For Innovation Day, Malachi Anderson proposed a gaming system that gets its energy from the sun. (CONTRIBUTED)
For Innovation Day, Malachi Anderson proposed a gaming system that gets its energy from the sun. (CONTRIBUTED)
"Shampoof" was sixth-grader Evan Baker's concept for a new product at Madison Elementary School's Innovation Day. (CONTRIBUTED)
“Shampoof” was sixth-grader Evan Baker’s concept for a new product at Madison Elementary School’s Innovation Day. (CONTRIBUTED)

MADISON – Discarding typical classroom limitations, sixth-graders followed their zealous ideas for the premiere Innovation Day at Madison Elementary School.

The idea started when Bonnie Howard attended Educator Space Academy. “Rocket Boys” author Homer Hickam spoke about his trail-and-error mishaps with rocket design, and said, “I didn’t know I needed math until I fell in love with rockets.”

Howard adapted Hickam’s thought: “What could we learn from our students if we gave them autonomy to research things they’re passionate about … develop new ideas based on their research?”

Howard shared her innovation idea with principal Melissa Mims, who supported the concept. Innovation Day resulted from collaboration among Mims and sixth-grade teachers Howard, Meredith Brewer, Shannon Lilienthal and Laura Ruffin.

By discovering students’ true interests, teachers can then introduce students STEAM (science, technology, engineering, art and math) connections, Howard said.
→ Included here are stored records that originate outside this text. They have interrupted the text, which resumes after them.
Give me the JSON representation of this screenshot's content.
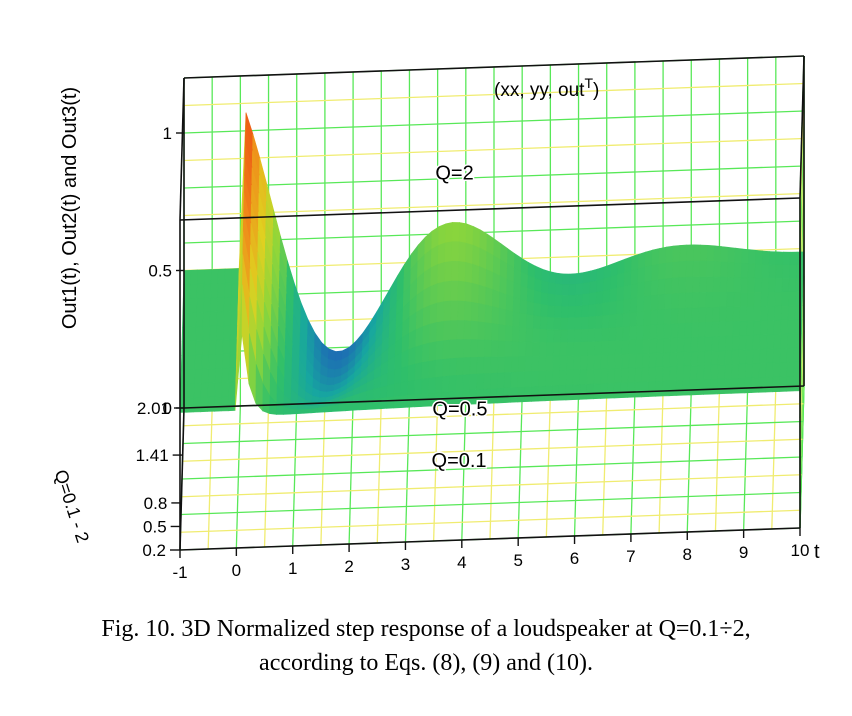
{
  "chart_data": {
    "type": "surface3d",
    "zlabel": "Out1(t), Out2(t) and Out3(t)",
    "ylabel": "Q=0.1 - 2",
    "xlabel": "t",
    "plot_label": "(xx, yy, out",
    "plot_label_sup": "T",
    "x_ticks": [
      "-1",
      "0",
      "1",
      "2",
      "3",
      "4",
      "5",
      "6",
      "7",
      "8",
      "9",
      "10"
    ],
    "y_ticks": [
      "2.01",
      "1.41",
      "0.8",
      "0.5",
      "0.2"
    ],
    "z_ticks": [
      "1",
      "0.5",
      "0"
    ],
    "xlim": [
      -1,
      10
    ],
    "ylim": [
      0.2,
      2.01
    ],
    "zlim": [
      0,
      1.2
    ],
    "series": [
      {
        "name": "Q=2",
        "q": 2.0
      },
      {
        "name": "Q=0.5",
        "q": 0.5
      },
      {
        "name": "Q=0.1",
        "q": 0.1
      }
    ],
    "grid": true,
    "colormap": [
      "#1a0f8c",
      "#1f5fb8",
      "#17a6a0",
      "#2fbf6a",
      "#8fd63a",
      "#e0d020",
      "#f08a1a",
      "#e82010"
    ]
  },
  "caption": {
    "line1": "Fig. 10. 3D Normalized step response of a loudspeaker at Q=0.1÷2,",
    "line2": "according to Eqs. (8), (9) and (10)."
  }
}
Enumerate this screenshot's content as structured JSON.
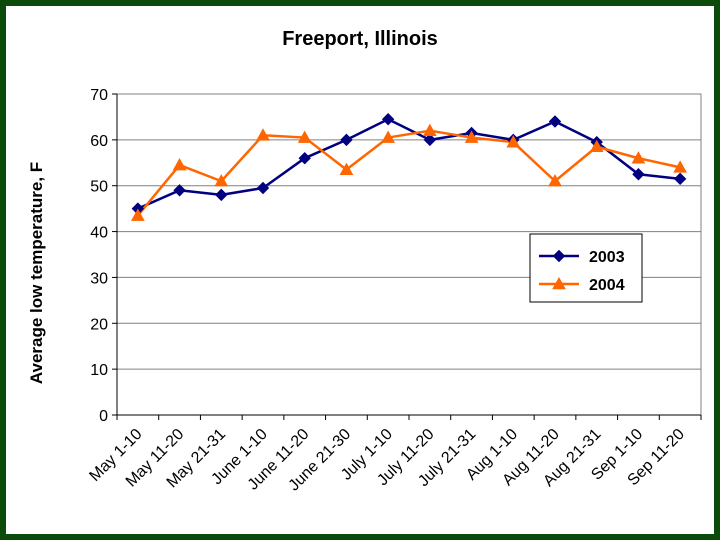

Sixth-graders worked for six weeks. Based on their research, they developed independent projects to “try something new,” Howard said. Their display boards showcased new ideas or new products.

Projects included “Shampoof,” a new shampoo for ‘bigger’ hair; a solar-powered video-gaming system; and a roof design to shake off volcanic ash.

Other grades visited individual presenters in the library. “It was awe-inspiring to see independent projects that students developed and watch them share their enthusiasm,” Howard said.

More than 100 parents and other visitors, including school board members Dr. Terri Johnson and David Hergenroeder and Madison County Commission Chairman Dale Strong, reviewed the projects.

“I was absolutely blown away when (the sixth-graders) shared their final products,” Howard said. Teachers will use what they learned from each student to drive and incorporate concepts into classroom lessons.

Innovation Day also allowed the students “to experience and practice college- and career-ready, 21st-century skills like collaboration, technology integration and presentation and make STEAM connections,” she said.

Student reflections were overwhelmingly positive about the entire event. Student Adaeze Okafor said Innovation Day “was exciting and fun. I never had the opportunity to talk to people about what I love before. I had a great time.”